Autant le dire tout de suite, je ne comptais pas forcément voir ce film, mais son succès inespéré en salle m’a donné envie de tenter l’expérience. 2 truands tentent d’échapper à la police après un braquage, ils se savent recherchés, alors le bus rempli de personnes en situation de handicap leur semble un bon plan pour filer en, douce. Le film se joue sur le décalage entre les 2 malfrats et le groupe, Artus joue le handicap pour se mêler à la foule. Et c’est tout le nœud de l’affaire, les personnes non handicapées cachent toutes quelque chose pendant que le groupe est au premier degré, ils n’ont pas de filtre et tout l’humour du film tient à cette différence entre l’apparence et le moi profond de chacun. Alors les péripéties sont rigolotes, voire charmantes, ça ne vole pas bien haut mais ce n’est pas l’enjeu.

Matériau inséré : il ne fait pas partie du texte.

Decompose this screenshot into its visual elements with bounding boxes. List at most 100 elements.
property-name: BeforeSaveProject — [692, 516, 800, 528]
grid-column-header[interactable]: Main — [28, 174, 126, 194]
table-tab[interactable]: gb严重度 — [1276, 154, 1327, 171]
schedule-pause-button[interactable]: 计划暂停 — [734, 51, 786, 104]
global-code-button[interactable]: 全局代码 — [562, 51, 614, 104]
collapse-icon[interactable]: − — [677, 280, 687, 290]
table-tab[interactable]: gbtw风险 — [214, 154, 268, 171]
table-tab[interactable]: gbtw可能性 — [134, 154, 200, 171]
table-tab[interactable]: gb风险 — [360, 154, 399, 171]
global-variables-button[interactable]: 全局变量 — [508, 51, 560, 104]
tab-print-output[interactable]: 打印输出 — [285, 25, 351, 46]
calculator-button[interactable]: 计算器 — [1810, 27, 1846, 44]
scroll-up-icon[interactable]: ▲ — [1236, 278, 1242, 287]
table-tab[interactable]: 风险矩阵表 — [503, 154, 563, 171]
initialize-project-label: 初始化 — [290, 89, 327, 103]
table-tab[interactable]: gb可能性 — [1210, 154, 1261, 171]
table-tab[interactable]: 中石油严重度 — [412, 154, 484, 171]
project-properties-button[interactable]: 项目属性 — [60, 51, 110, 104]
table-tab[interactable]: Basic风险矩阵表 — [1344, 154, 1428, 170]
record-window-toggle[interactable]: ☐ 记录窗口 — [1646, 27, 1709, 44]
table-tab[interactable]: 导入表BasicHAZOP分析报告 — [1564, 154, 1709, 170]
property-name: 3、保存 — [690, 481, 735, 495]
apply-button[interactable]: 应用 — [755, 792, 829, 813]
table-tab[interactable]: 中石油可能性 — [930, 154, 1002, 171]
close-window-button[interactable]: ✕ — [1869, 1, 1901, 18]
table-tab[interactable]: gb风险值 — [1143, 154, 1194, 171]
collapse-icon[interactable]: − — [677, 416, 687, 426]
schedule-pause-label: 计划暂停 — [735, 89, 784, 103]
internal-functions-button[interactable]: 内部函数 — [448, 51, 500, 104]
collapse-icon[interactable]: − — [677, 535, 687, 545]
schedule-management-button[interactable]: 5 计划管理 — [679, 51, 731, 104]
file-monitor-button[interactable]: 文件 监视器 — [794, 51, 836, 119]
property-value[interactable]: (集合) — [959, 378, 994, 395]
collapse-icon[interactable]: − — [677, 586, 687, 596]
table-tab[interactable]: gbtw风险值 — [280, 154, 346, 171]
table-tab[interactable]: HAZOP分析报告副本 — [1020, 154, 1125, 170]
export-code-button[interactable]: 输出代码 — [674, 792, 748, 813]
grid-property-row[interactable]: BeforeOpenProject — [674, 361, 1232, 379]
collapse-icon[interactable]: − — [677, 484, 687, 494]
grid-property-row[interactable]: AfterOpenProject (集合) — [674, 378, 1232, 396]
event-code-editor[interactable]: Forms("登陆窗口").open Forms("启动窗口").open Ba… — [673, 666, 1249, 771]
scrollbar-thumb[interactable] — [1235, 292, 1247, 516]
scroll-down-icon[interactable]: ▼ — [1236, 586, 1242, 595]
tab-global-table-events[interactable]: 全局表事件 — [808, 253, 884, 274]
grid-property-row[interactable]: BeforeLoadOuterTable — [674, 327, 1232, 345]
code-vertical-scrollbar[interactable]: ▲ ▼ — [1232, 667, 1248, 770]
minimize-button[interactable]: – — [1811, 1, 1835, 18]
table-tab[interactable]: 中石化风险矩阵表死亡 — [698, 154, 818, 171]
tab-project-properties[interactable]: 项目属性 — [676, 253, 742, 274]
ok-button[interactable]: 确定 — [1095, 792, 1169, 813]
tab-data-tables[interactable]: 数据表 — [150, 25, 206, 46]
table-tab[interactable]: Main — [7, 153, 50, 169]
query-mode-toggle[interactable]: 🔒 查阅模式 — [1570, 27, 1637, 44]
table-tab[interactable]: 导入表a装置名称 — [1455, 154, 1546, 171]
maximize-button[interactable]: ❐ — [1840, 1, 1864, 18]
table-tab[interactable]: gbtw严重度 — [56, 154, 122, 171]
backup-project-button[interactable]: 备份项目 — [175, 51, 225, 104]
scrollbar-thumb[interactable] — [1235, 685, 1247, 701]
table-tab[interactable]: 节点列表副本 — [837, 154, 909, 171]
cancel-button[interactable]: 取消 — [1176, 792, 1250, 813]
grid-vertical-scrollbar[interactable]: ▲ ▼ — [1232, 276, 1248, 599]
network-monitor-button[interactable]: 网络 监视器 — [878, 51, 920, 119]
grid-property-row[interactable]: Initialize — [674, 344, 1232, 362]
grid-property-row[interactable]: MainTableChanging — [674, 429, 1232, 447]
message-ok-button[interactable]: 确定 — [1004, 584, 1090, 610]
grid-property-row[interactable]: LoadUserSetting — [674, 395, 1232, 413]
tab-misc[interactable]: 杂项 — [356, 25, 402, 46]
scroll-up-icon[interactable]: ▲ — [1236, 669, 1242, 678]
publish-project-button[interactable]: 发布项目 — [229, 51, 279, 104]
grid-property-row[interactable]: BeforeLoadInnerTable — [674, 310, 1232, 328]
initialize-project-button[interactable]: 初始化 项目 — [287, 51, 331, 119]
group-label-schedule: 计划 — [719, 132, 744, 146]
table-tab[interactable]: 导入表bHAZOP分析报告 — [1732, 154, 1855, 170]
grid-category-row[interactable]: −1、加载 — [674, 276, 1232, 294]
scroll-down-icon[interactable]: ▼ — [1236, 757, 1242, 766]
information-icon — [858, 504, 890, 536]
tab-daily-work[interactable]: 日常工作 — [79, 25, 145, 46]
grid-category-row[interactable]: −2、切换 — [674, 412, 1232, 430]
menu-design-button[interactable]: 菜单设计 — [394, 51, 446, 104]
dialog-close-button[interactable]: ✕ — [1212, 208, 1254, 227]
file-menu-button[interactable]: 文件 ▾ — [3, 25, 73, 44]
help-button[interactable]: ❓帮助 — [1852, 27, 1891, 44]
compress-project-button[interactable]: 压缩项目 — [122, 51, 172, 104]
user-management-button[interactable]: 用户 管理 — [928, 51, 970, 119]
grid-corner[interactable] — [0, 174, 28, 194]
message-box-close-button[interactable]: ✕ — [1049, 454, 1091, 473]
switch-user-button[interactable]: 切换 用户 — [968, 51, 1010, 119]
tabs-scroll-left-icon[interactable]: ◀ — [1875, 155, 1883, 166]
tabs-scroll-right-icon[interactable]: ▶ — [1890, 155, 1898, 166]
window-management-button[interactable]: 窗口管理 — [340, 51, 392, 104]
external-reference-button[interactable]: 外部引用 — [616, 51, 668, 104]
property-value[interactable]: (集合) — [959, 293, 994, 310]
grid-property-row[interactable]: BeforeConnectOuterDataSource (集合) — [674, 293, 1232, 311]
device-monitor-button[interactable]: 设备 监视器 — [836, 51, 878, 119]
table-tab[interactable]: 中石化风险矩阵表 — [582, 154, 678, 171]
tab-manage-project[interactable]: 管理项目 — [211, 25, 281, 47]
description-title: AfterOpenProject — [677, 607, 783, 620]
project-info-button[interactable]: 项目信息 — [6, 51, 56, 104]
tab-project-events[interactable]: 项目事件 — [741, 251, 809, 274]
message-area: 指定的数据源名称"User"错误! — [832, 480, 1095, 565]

Le moment de cinéma n’est pas désagréable, c’est une comédie qui tourne en dérision l’hypocrisie ambiante face à ces personnes en situation de handicap qui assument ce qu’ils sont au sein d’un groupe. Les paysages sont beaux, l’humour est constant et l’émotion s’insinue dans le tableau à la faveur de scènes effectivement très touchantes. Le film est une belle preuve que ce n’est pas la peine de brosser tout le monde dans le sens du poil au risque de choquer, le film enchaine les scènes où chacun en prend pour son grade, et c’est franchement drôle. Dans une société qui refuser la dérision, c’est une sorte de bouffée d’air frais, les chiffres de la fréquentation sont là pour le prouver. Donc bravo Artus.

Synopsis:
Pour échapper à la police, un fils et son père en cavale sont contraints de trouver refuge dans une colonie de vacances pour jeunes adultes en situation de handicap, se faisant passer pour un pensionnaire et son éducateur spécialisé. Le début des emmerdes et d’une formidable expérience humaine qui va les changer à jamais.